2. For calculation of the mean number of citations minus self-citations, the number of citations minus self-citations of all articles published by a scientist should be calculated and then the mean of them should be measured. The standard deviation (SD) of this mean will be used for the item "reciprocal value of SD of number of citations minus self-citation".
3. In order to calculate the score of published articles of a scientist, an additional score from the impact factor of the journal that published the article divided by 30 should be added to maximum score for each article.
4. For a same amount of grant that two scientists receive, the scientific productivity of the research done should be compared by the number of citations minus self-citations of articles produced.
5. Although research, in its nature, is useful to develop science, if it only remains in papers and does not translate into policy or change in society may not be influential. Two domains of policy impact and societal impact are added in this scale to encourage scientists not just focusing on increasing their publications.

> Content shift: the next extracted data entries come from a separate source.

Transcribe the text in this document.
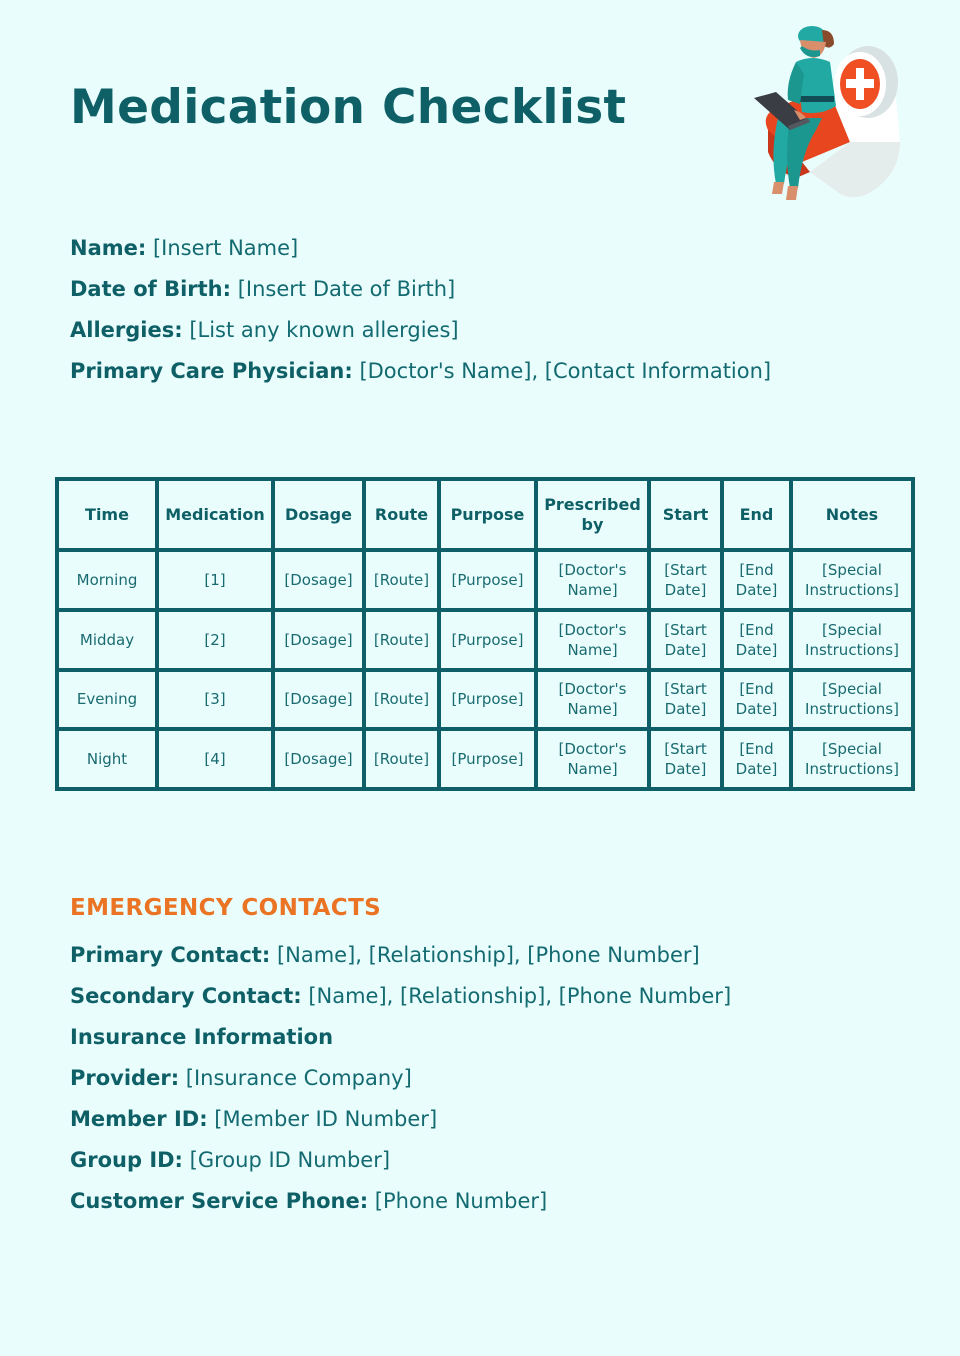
Medication Checklist
Name: [Insert Name]
Date of Birth: [Insert Date of Birth]
Allergies: [List any known allergies]
Primary Care Physician: [Doctor's Name], [Contact Information]
Time	Medication	Dosage	Route	Purpose	Prescribed by	Start	End	Notes
Morning	[1]	[Dosage]	[Route]	[Purpose]	[Doctor's Name]	[Start Date]	[End Date]	[Special Instructions]
Midday	[2]	[Dosage]	[Route]	[Purpose]	[Doctor's Name]	[Start Date]	[End Date]	[Special Instructions]
Evening	[3]	[Dosage]	[Route]	[Purpose]	[Doctor's Name]	[Start Date]	[End Date]	[Special Instructions]
Night	[4]	[Dosage]	[Route]	[Purpose]	[Doctor's Name]	[Start Date]	[End Date]	[Special Instructions]
EMERGENCY CONTACTS
Primary Contact: [Name], [Relationship], [Phone Number]
Secondary Contact: [Name], [Relationship], [Phone Number]
Insurance Information
Provider: [Insurance Company]
Member ID: [Member ID Number]
Group ID: [Group ID Number]
Customer Service Phone: [Phone Number]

Comparison of cost effectiveness and cost benefit analysis Comprehension of these two sets of scales is somehow difficult as they have close meanings. Cost benefit is a measure of total money return (or saving) expected from a new medical method per unit of money spent. On the other hand, in cost effectiveness, the effectiveness and applicability of alternative methods, strategies and interventions to achieve a specific set of results is compared. Cost effectiveness of research is referred to the impacts of research which led to improved quality in healthcare approaches or decrease in morbidity or mortality but currently may not be translated to economical values due to lack of supporting evidence or needing more time for evaluation (9). A cost beneficial method is undoubtedly a cost effective method that is also shown to be economical.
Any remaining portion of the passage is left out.